Je ne pouvais pas m’empêcher d’avoir quelques frissons en pensant au sujet de travail de mon amour… Extraire du plutonium, un élément parfaitement artificiel, un poison terrible, pour produire une énergie destructrice folle, jamais rencontrée dans les conflits passés. Où allait donc s’arrêter cette démence des hommes ?
Je regardais, admiratif, Paulo et Josiane, qui, comme si de rien n’était, construisaient leur petite famille avec Robert. Celle-ci ne tarderait pas à s’agrandir bientôt, avec une petite sœur ou un petit frère. Comment, dans ces conditions de course au développement de bombes atomiques, envisager, ne serait-ce qu’une seconde, d’avoir un enfant ? De toute façon, cela nous était définitivement interdit, à Marie et moi. Il fallait que je chasse cette idée de ma tête, d’autant plus que ça ne pouvait que faire lui du mal… Pas la peine de penser à ça et surtout pas de la faire souffrir. Au final, quelle pourrait être la place d’un enfant entre toutes ces bombes ?
[1] Le Commissariat à l'énergie atomique et aux énergies alternatives (CEA) est un organisme divers d'administration centrale (ODAC) de recherche scientifique français dans les domaines de l’énergie, de la défense, des technologies de l'information et de la communication, des sciences de la matière, des sciences de la vie et de la santé, implanté sur dix sites en France. Historiquement dénommé Commissariat à l'énergie atomique (CEA), il a changé de nom en 2010 en élargissant son champ aux énergies alternatives tout en conservant son sigle.

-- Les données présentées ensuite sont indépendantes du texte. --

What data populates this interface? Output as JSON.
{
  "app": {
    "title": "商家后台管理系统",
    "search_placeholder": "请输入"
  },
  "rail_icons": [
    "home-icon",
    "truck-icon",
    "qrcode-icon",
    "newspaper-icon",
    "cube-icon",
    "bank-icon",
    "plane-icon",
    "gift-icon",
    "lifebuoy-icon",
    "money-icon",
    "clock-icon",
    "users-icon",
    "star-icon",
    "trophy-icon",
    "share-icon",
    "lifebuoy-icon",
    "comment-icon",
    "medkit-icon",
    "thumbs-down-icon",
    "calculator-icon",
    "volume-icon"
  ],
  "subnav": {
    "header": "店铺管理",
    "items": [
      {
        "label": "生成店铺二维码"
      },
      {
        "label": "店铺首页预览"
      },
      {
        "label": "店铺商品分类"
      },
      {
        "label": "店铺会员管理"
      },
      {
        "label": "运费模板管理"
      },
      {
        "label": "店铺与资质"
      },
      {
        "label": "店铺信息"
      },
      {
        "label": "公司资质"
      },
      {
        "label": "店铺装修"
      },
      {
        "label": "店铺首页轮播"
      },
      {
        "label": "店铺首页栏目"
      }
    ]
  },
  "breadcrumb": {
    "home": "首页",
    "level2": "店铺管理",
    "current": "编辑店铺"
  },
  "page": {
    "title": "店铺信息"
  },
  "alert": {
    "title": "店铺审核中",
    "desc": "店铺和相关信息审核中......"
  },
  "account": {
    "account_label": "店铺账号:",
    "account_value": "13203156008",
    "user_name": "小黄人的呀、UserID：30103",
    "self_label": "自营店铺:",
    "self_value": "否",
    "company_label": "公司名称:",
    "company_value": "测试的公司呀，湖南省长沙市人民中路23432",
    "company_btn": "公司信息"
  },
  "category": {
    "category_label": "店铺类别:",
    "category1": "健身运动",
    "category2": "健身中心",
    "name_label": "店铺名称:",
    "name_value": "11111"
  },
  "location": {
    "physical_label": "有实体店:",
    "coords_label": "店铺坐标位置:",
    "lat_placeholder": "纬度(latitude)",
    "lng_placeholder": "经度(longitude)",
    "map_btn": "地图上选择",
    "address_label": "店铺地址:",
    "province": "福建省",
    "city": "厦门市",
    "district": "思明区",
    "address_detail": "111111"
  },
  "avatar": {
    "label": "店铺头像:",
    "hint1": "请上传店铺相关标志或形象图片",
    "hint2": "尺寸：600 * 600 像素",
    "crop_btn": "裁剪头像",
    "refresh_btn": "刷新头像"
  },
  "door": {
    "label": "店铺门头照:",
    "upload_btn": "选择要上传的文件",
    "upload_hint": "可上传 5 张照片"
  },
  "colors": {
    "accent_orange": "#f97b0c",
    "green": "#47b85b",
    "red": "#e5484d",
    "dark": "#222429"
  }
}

[2] La Communauté européenne de défense (CED) était un projet de création d'une armée européenne, avec des institutions supranationales, placées sous la supervision du commandant en chef de l'OTAN, qui était lui-même nommé par le président des États-Unis. Dans le contexte de la guerre froide, le projet, qui est esquissé en septembre-octobre 1950, ne devient un traité, signé par 6 États, que le 27 mai 1952. Ratifié par la République fédérale d'Allemagne (RFA ou Allemagne de l'Ouest), la Belgique, le Luxembourg et les Pays-Bas, le traité instituant la CED sera rejeté par l'Assemblée nationale française le 30 août 1954.
[3] La Communauté européenne du charbon et de l'acier (CECA) était une organisation internationale fondée sur le traité de Paris (1951), entré en vigueur le 23 juillet 1952 pour une durée de cinquante ans. Elle n'existe plus depuis le 23 juillet 2002. La CECA rassemblait six nations, unifiant l'Europe de l'Ouest durant la Guerre froide et créant les bases d'une démocratie européenne et le développement actuel de l'Union européenne. Elle fut au niveau européen la seconde organisation basée sur des principes résolument supranationaux.
[4] L'Année géophysique internationale ou AGI (en anglais, International Geophysical Year ou IGY) est un ensemble de recherches, coordonnées à l'échelle mondiale, menées entre juillet 1957 et décembre 1958, lors d'une période d'activité solaire maximum, en vue d'une meilleure connaissance des propriétés physiques de la Terre et des interactions entre le Soleil et notre planète, la Terre.
[5] Gerboise bleue est le nom de code de l'essai nucléaire français destiné à tester la première arme nucléaire de la France. Il a lieu le 13 février 1960 à 7 h 4 (heure locale) dans la région de Reggane, à l'époque des départements français du Sahara, durant la guerre d'Algérie, au lieu-dit d'Hammoudia. Cette opération s'inscrivait dans le cadre de la politique de dissuasion nucléaire voulue par le général de Gaulle. Son nom de code fait référence à la gerboise, un petit rongeur des steppes, et à la couleur bleue, qui symbolise généralement la France à l'étranger.